Cytomegalovirus (CMV) produces a characteristic necrotizing retinitis in the eyes of immunocomprised adults and infants (Figure 8-16). [54] CMV retinitis is the most common significant ocular infection in the acquired immunodeficiency syndrome (AIDS). [55] Initially, it manifests as a perivascular distribution, producing a distinctive granular appearance (Figures 8-17 and 8-18). [56] Necrotizing infection may lead to retinal detachment. [57][58]Intraocular washings from attempted surgical repair may contain fragments of infected retina. Cytologic confirmation of CMV infection is frequently quite helpful in management. Characteristic intranuclear and intracytoplasmic inclusions by light microscopy and dense bodies and viral particles by electron microscopy are identified (Figure 8-19).

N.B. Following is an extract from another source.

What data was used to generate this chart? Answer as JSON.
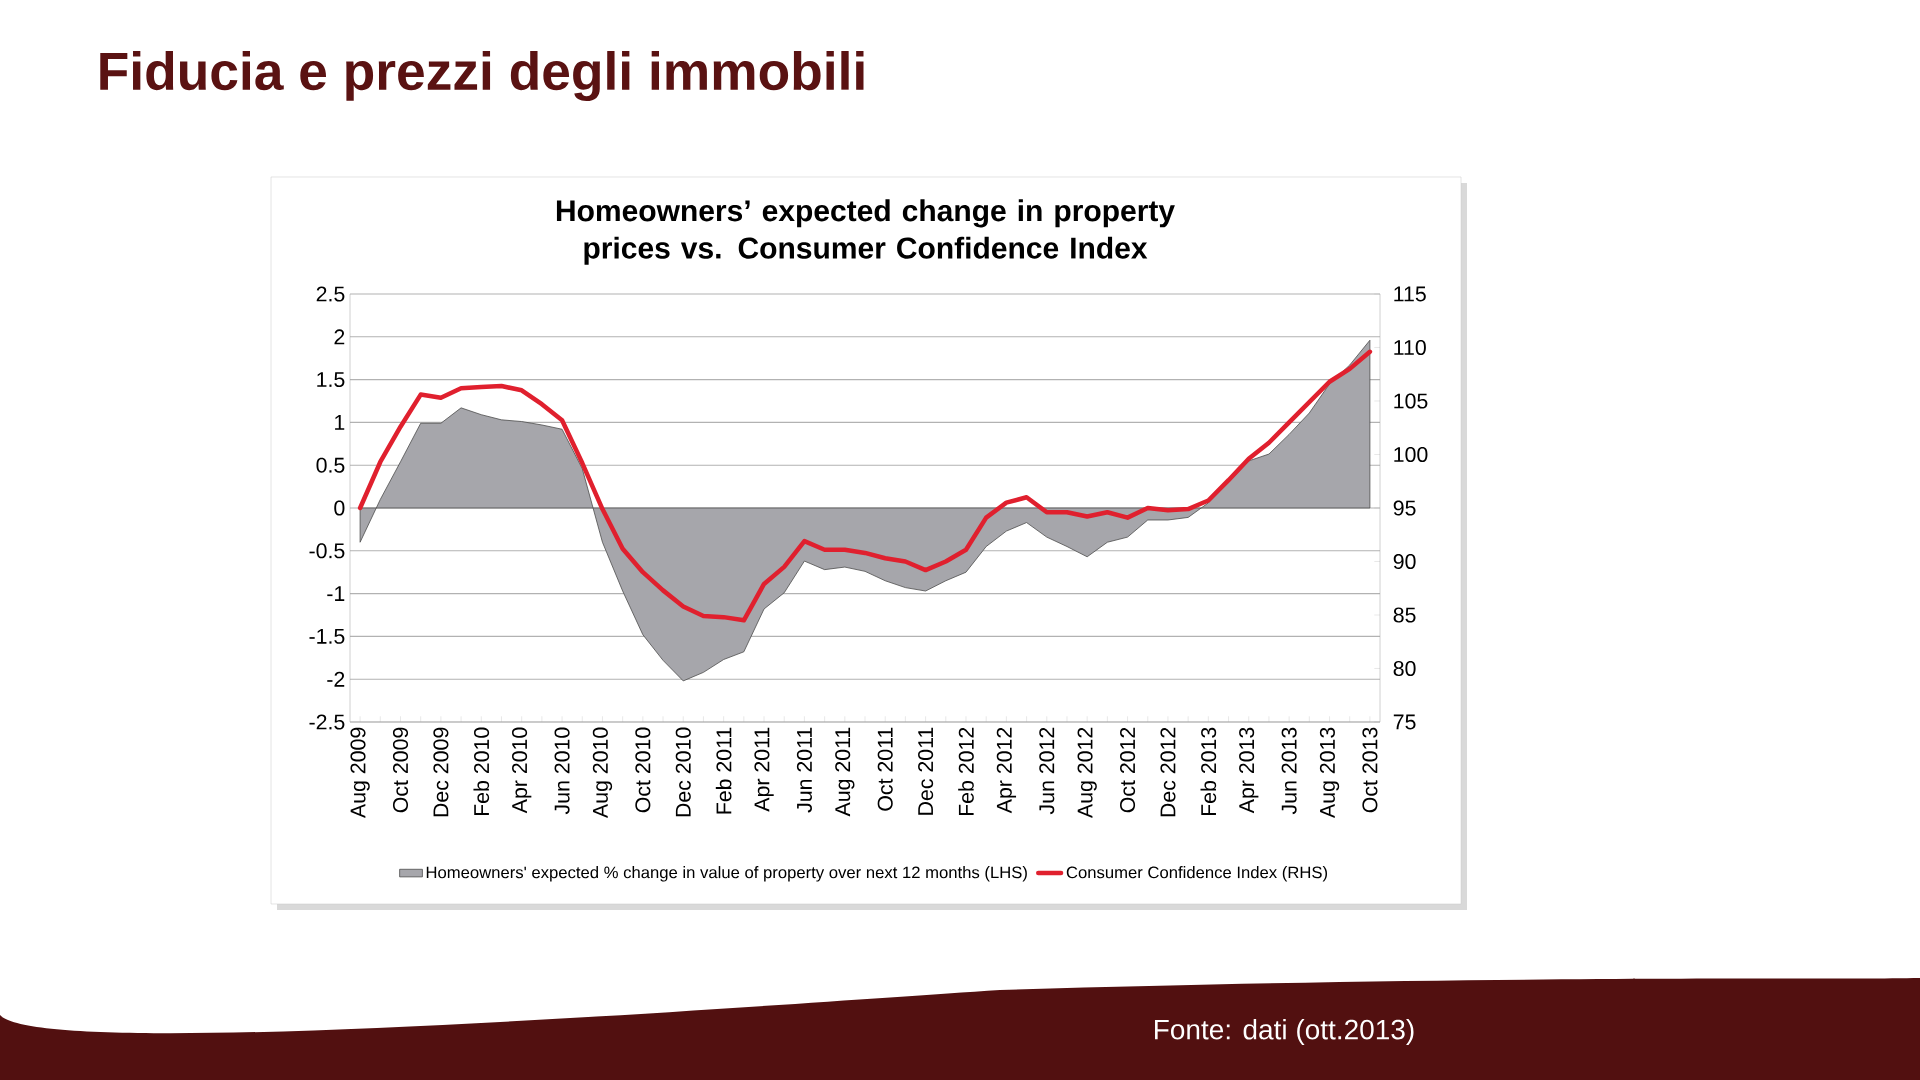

In otherwise healthy adults, a syndrome of acute necrotizing retinitis, vitritis, and vasculitis has been associated with varicella zoster virus [59][60][61] and herpes simplex virus (Figure 8-20). [62][63][64][65][66] Histologic studies illustrate full thickness retinal necrosis, underlying chronic choroiditis, and dense perivasculitis. [67] Retinal detachment may be caused by vitreous traction alone or combined with retinal breaks (rhegmatogenous retinal detachment). [68]Intraocular washings show severe necrosis and acute inflammation. Fragments of retina are infiltrated by neutrophils with only ghost outlines of their neural fibers. Ground glass intranuclear inclusions may be visible (Figure 8-21).